After all, Nick Clegg told Jeremy Paxman on the opening Monday of the campaign:
"We are not putting child benefit into question. I never have and he hasn't either", referring to himself and Cable, and excusing Cable's reference to means-testing child benefit in the Chancellor's debate as a simple vebal slip.
Since this was three days before Cleggmania broke out, nobody except Next Left seemed interested in reporting that the claim that Clegg and Cable had "never" put the benefit into question just wasn't true.

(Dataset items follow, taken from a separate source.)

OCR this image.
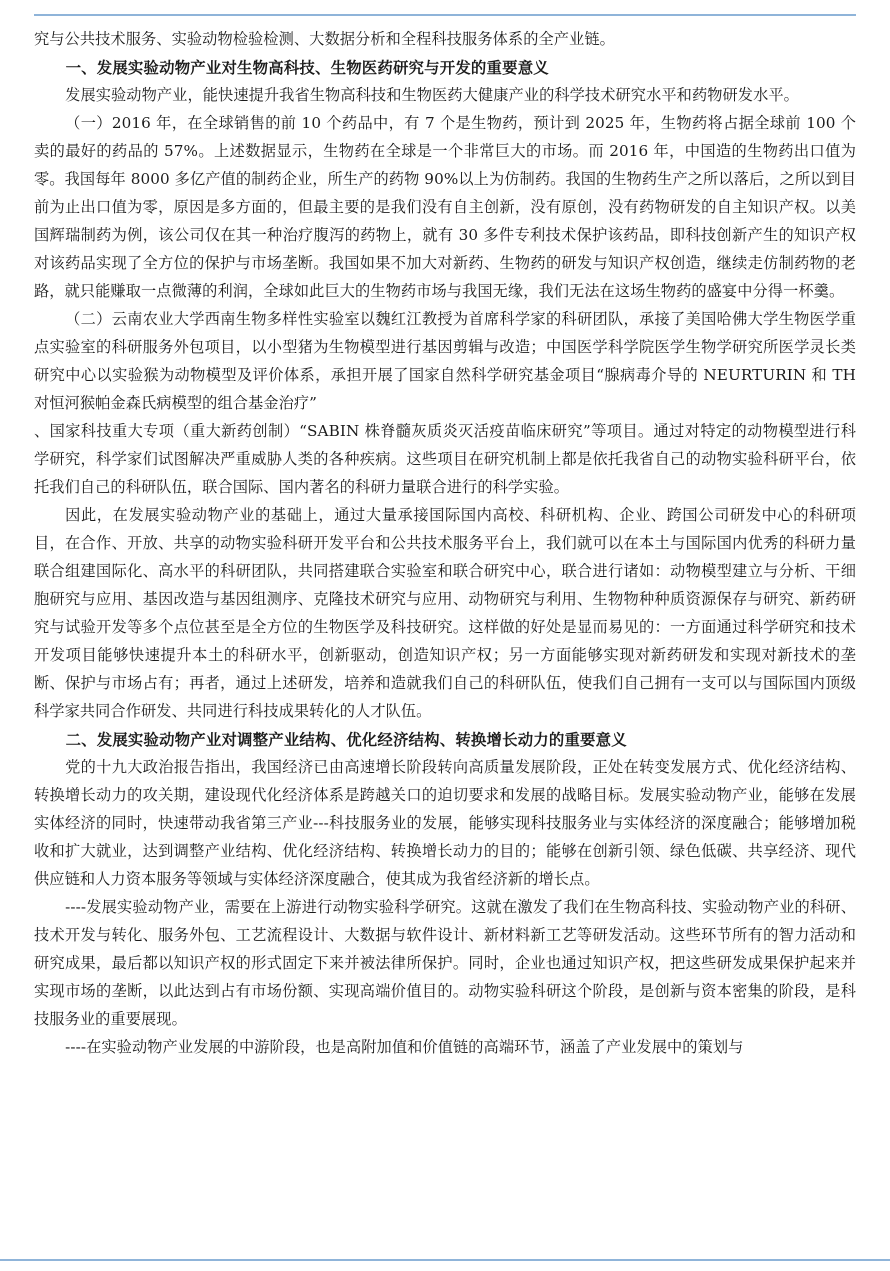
究与公共技术服务、实验动物检验检测、大数据分析和全程科技服务体系的全产业链。

一、发展实验动物产业对生物高科技、生物医药研究与开发的重要意义

发展实验动物产业，能快速提升我省生物高科技和生物医药大健康产业的科学技术研究水平和药物研发水平。

（一）2016 年，在全球销售的前 10 个药品中，有 7 个是生物药，预计到 2025 年，生物药将占据全球前 100 个卖的最好的药品的 57%。上述数据显示，生物药在全球是一个非常巨大的市场。而 2016 年，中国造的生物药出口值为零。我国每年 8000 多亿产值的制药企业，所生产的药物 90%以上为仿制药。我国的生物药生产之所以落后，之所以到目前为止出口值为零，原因是多方面的，但最主要的是我们没有自主创新，没有原创，没有药物研发的自主知识产权。以美国辉瑞制药为例，该公司仅在其一种治疗腹泻的药物上，就有 30 多件专利技术保护该药品，即科技创新产生的知识产权对该药品实现了全方位的保护与市场垄断。我国如果不加大对新药、生物药的研发与知识产权创造，继续走仿制药物的老路，就只能赚取一点微薄的利润，全球如此巨大的生物药市场与我国无缘，我们无法在这场生物药的盛宴中分得一杯羹。

（二）云南农业大学西南生物多样性实验室以魏红江教授为首席科学家的科研团队，承接了美国哈佛大学生物医学重点实验室的科研服务外包项目，以小型猪为生物模型进行基因剪辑与改造；中国医学科学院医学生物学研究所医学灵长类研究中心以实验猴为动物模型及评价体系，承担开展了国家自然科学研究基金项目“腺病毒介导的 NEURTURIN 和 TH 对恒河猴帕金森氏病模型的组合基金治疗”

、国家科技重大专项（重大新药创制）“SABIN 株脊髓灰质炎灭活疫苗临床研究”等项目。通过对特定的动物模型进行科学研究，科学家们试图解决严重威胁人类的各种疾病。这些项目在研究机制上都是依托我省自己的动物实验科研平台，依托我们自己的科研队伍，联合国际、国内著名的科研力量联合进行的科学实验。

因此，在发展实验动物产业的基础上，通过大量承接国际国内高校、科研机构、企业、跨国公司研发中心的科研项目，在合作、开放、共享的动物实验科研开发平台和公共技术服务平台上，我们就可以在本土与国际国内优秀的科研力量联合组建国际化、高水平的科研团队，共同搭建联合实验室和联合研究中心，联合进行诸如：动物模型建立与分析、干细胞研究与应用、基因改造与基因组测序、克隆技术研究与应用、动物研究与利用、生物物种种质资源保存与研究、新药研究与试验开发等多个点位甚至是全方位的生物医学及科技研究。这样做的好处是显而易见的：一方面通过科学研究和技术开发项目能够快速提升本土的科研水平，创新驱动，创造知识产权；另一方面能够实现对新药研发和实现对新技术的垄断、保护与市场占有；再者，通过上述研发，培养和造就我们自己的科研队伍，使我们自己拥有一支可以与国际国内顶级科学家共同合作研发、共同进行科技成果转化的人才队伍。

二、发展实验动物产业对调整产业结构、优化经济结构、转换增长动力的重要意义

党的十九大政治报告指出，我国经济已由高速增长阶段转向高质量发展阶段，正处在转变发展方式、优化经济结构、转换增长动力的攻关期，建设现代化经济体系是跨越关口的迫切要求和发展的战略目标。发展实验动物产业，能够在发展实体经济的同时，快速带动我省第三产业---科技服务业的发展，能够实现科技服务业与实体经济的深度融合；能够增加税收和扩大就业，达到调整产业结构、优化经济结构、转换增长动力的目的；能够在创新引领、绿色低碳、共享经济、现代供应链和人力资本服务等领域与实体经济深度融合，使其成为我省经济新的增长点。

----发展实验动物产业，需要在上游进行动物实验科学研究。这就在激发了我们在生物高科技、实验动物产业的科研、技术开发与转化、服务外包、工艺流程设计、大数据与软件设计、新材料新工艺等研发活动。这些环节所有的智力活动和研究成果，最后都以知识产权的形式固定下来并被法律所保护。同时，企业也通过知识产权，把这些研发成果保护起来并实现市场的垄断，以此达到占有市场份额、实现高端价值目的。动物实验科研这个阶段，是创新与资本密集的阶段，是科技服务业的重要展现。

----在实验动物产业发展的中游阶段，也是高附加值和价值链的高端环节，涵盖了产业发展中的策划与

Clegg had told The Guardian as his party conference opened last September that he did want to look at means-testing child benefit: "I find it odd that people on multi-million pay packages from the city get child benefit. That's patently silly and patently unfair", an interview which coincided with Cable proposing, in an Reform pamphlet, that child benefit should be targetted, "by assimilating it into tax credit". He wrote: "It is certainly incongruous to many people that the very rich receive child benefit. The IFS estimates that £5 billion or more could be saved by no longer making child benefit universal ... Such a reform would be easier to make if income tax were cut for standard rate payers. I favour making this reform in principle, but more work needs to be done on how to manage offsetting tax cuts".
But the Clegg-Cable plan was overruled by Steve Webb the day after the Clegg interview, speaking with me at a Fabian/CentreForum fringe in defence of universalism:
“We’ve been able to conduct the review speedily over the last 24 hours – and I am pleased to say that the policy won’t be changing. I read ... we were going to look at ‘middle class child benefit’. I have looked at it – and I have rejected it,”
That seemed comprehensive, and appeared to be confirmed by Clegg's Paxman interview, which had gone as far as to wipe his personal u-turn from the memory banks.
This was tonight's Newsnight:
Kirsty Wark: Can you rule out means testing child benefit in the first Parliament?
Vince Cable: "We can't rule anything out, but we are not arguing for that. We are arguing that we should restrict child tax credit, as opposed to child benefit, should be restricted to people on people on middle and low incomes".
Tory spokesman Phillip Hammond was prepared to give a clear commitment, giving an answer happily rather more in tune with the Fabian Society than the think-tank Reform, which has been leading a push to cut "middle-class benefits"
Phillip Hammond: We have made a decision to rule out means testing child benefit because it is a universal benefit. Talking to people, one of the things they appreciate about child benefit that it is universal and easily understood. To start to means test it would erode it ... It reassures them about the availability of the benefit. If you start means testing it, if you start slicing away at that universality, then people are going to ask where you are going to stop".
With which Liam Byrne fully agreed, ruling out the means-testing of child benefit under Labour.
Cable reiterated that his position remained open, but that this did not mean that he was not committed to means-testing, but that it was a question the party would keep open.
Wark: There you have an answer from the Conservatives and Labour at least on child benefit.
Cable: We are not arguing for means testing child benefit.
Wark: You are not arguing for it but you are not ruling it out.
Cable: Of course not. I am trying to be honest and saying we have a serious problem and we are going to look at everything.